Concluding concepts 13
Colgate: one squeeze too many?
Colgate is the world’s number one toothpaste company but they have their eye on another market – over the counter
(OTC) drugs. What would you think of Colgate aspirin or Colgate antacid? Would you buy Colgate laxatives or
Colgate dandruff shampoo? That is exactly what ColgatePalmolive would like to know. Colgate wants to investigate the possibility of entering the over-the-counter (OTC) drugs market. Can it use its Colgate brand name, developed in the oral-care products market, in the OTC healthcare market?
Why does the OTC market interest Colgate? The first reason is market size. The worldwide OTC market annually accounts for over a50 billion in sales. It is the largest nonfood consumer products industry, and it is growing at over
6 per cent annually.
Several trends are fuelling this rapid growth.

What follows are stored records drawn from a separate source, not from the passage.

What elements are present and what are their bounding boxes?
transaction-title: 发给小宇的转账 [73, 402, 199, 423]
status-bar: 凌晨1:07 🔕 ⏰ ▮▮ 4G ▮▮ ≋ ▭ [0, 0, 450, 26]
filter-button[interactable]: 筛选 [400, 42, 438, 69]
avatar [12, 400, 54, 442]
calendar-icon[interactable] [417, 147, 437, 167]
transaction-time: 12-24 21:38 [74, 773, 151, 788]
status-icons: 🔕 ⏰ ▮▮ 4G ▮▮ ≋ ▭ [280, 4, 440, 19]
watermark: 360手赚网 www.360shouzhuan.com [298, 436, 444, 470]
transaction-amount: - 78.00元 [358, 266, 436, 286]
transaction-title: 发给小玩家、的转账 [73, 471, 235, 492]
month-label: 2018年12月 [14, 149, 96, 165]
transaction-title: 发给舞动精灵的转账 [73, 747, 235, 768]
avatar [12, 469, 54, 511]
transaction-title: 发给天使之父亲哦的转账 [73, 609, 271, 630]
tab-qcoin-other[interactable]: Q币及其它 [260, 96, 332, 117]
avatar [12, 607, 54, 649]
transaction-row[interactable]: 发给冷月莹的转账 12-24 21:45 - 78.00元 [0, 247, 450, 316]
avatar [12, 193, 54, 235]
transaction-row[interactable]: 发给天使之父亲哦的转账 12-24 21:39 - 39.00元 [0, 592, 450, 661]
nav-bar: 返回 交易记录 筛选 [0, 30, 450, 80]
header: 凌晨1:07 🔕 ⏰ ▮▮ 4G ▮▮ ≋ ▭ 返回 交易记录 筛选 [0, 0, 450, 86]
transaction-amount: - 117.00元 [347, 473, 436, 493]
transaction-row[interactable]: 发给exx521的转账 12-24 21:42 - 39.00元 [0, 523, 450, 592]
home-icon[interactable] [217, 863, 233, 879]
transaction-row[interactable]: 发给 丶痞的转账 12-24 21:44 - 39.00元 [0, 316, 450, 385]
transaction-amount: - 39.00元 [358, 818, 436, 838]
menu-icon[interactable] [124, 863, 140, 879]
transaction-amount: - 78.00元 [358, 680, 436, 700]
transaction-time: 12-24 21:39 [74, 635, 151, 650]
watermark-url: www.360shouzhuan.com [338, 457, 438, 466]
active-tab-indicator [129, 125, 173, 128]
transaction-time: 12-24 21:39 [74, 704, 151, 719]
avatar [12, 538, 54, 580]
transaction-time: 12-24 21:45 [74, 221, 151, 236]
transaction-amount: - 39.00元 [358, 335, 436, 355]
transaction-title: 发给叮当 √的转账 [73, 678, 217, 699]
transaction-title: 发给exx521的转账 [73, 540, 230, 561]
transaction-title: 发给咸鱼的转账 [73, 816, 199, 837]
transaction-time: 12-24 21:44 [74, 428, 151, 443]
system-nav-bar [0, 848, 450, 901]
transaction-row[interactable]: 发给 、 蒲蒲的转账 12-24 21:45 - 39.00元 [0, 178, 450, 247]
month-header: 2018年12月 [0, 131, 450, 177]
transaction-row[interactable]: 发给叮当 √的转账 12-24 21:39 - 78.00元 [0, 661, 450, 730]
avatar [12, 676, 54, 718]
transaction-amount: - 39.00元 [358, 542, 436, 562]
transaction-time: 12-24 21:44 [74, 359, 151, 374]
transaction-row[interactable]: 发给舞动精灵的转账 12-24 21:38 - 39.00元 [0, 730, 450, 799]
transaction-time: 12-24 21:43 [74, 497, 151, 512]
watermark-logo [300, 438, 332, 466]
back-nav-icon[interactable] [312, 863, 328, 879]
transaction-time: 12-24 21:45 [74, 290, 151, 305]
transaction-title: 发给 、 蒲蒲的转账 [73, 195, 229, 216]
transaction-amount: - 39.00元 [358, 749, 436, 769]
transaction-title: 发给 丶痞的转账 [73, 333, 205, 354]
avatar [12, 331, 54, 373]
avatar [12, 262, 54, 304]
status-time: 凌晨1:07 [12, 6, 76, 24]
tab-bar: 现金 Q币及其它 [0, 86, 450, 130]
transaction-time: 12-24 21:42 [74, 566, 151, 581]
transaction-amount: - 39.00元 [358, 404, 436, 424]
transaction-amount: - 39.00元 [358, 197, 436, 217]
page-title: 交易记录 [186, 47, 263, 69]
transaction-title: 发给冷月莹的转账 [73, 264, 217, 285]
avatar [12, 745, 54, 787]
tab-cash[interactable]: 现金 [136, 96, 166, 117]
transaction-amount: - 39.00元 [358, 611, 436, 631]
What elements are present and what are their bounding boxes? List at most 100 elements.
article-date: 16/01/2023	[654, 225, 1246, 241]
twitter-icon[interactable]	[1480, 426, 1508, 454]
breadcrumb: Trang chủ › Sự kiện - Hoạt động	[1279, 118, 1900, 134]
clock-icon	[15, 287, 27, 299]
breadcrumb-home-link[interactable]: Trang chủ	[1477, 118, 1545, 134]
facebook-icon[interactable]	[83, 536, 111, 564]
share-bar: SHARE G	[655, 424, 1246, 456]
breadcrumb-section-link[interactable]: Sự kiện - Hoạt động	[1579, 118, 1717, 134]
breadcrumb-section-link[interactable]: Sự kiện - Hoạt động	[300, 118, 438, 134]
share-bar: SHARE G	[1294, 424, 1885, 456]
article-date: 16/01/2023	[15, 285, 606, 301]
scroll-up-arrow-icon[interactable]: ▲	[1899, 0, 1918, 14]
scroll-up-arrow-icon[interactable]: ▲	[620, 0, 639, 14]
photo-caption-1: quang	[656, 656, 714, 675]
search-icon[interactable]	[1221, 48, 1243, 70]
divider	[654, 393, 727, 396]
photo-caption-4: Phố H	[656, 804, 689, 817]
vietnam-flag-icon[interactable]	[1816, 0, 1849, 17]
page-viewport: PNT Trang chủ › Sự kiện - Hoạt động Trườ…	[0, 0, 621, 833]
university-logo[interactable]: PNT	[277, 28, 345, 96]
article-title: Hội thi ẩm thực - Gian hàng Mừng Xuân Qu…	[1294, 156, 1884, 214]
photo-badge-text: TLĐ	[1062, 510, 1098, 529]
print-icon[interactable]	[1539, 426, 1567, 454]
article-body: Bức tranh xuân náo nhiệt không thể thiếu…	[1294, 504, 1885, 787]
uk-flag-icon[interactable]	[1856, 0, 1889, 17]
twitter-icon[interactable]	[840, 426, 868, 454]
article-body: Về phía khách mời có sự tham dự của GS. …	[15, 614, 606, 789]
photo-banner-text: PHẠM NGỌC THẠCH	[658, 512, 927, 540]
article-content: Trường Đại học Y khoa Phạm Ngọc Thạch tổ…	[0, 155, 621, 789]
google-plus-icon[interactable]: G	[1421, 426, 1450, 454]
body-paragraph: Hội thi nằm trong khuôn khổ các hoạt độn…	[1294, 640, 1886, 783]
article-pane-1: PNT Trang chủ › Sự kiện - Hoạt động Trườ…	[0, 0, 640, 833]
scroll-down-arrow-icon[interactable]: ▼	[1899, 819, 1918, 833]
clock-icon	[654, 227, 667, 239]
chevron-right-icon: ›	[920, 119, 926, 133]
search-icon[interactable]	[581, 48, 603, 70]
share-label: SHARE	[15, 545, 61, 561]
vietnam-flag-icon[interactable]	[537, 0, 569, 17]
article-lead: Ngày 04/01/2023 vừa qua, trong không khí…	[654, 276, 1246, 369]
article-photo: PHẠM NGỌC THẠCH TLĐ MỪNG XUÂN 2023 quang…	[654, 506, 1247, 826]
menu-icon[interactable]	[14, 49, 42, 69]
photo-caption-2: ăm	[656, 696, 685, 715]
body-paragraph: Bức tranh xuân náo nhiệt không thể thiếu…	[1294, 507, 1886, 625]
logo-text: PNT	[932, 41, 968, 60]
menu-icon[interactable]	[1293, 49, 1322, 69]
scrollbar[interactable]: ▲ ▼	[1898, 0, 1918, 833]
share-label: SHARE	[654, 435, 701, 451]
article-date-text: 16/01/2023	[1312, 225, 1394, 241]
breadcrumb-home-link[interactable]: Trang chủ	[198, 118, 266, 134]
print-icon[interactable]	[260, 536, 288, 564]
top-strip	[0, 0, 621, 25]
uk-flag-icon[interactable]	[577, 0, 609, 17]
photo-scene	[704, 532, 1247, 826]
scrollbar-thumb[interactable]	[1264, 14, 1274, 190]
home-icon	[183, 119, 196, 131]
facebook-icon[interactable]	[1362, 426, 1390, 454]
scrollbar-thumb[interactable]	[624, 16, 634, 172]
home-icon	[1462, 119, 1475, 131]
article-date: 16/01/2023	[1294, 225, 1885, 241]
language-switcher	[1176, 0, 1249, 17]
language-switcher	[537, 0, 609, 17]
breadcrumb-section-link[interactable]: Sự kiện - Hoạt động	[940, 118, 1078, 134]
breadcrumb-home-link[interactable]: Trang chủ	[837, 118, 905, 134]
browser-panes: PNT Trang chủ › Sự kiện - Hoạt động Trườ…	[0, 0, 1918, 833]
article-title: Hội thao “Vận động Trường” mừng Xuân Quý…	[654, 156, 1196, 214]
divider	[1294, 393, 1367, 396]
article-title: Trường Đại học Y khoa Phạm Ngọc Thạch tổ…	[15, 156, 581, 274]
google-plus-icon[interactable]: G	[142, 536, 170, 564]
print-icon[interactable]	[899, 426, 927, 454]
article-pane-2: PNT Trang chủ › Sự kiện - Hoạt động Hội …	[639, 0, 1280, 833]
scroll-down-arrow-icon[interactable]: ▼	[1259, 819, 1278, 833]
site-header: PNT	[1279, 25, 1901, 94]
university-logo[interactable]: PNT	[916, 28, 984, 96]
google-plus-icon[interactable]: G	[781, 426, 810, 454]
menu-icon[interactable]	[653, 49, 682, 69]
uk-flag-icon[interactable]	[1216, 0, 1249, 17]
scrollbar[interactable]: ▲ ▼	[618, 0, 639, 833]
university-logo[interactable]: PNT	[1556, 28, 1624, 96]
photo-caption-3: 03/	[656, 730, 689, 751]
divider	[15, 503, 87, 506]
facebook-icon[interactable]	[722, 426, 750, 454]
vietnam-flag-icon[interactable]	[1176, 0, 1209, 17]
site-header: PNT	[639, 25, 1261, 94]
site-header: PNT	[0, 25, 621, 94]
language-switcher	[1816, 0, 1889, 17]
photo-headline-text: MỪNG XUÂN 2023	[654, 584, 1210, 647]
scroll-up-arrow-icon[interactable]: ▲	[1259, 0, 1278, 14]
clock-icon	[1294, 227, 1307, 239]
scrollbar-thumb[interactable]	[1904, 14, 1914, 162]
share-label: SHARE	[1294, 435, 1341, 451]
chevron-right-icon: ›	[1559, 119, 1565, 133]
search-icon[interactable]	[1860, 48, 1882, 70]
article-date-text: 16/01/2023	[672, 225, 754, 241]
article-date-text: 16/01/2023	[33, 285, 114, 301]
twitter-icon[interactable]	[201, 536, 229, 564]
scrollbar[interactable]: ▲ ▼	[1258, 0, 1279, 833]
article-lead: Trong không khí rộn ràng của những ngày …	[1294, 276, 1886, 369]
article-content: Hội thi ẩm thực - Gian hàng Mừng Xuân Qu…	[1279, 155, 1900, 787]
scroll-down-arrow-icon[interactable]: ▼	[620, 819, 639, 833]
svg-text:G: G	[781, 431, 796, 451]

Consumers are more sophisticated than they were and they increasingly seek self-medication rather than seeing a doctor. Companies are also switching many previously prescription-only drugs to OTC drugs. The companies can do this when they can show, based on extensive clinical tests, that the drug is safe for consumers to use without monitoring by a doctor. Moreover, OTC drugs tend to have very long product life-cycles. Medical researchers are also discovering new drugs or new uses or benefits of existing drugs. For example, researchers have found that the psyllium fibre used in some OTC natural laxatives is effective in controlling cholesterol.
Beyond the size and growth of the market, Colgate also knows that the OTC market can be extremely profitable.
Analysts estimate that the average cost of goods sold for an OTC drug is only 29 per cent, leaving a gross margin of 71 per cent. Advertising and sales promotions are the largest expenditure categories for these products, accounting for an average of 42 per cent of sales. OTC drugs produce on average 11 per cent after-tax profit.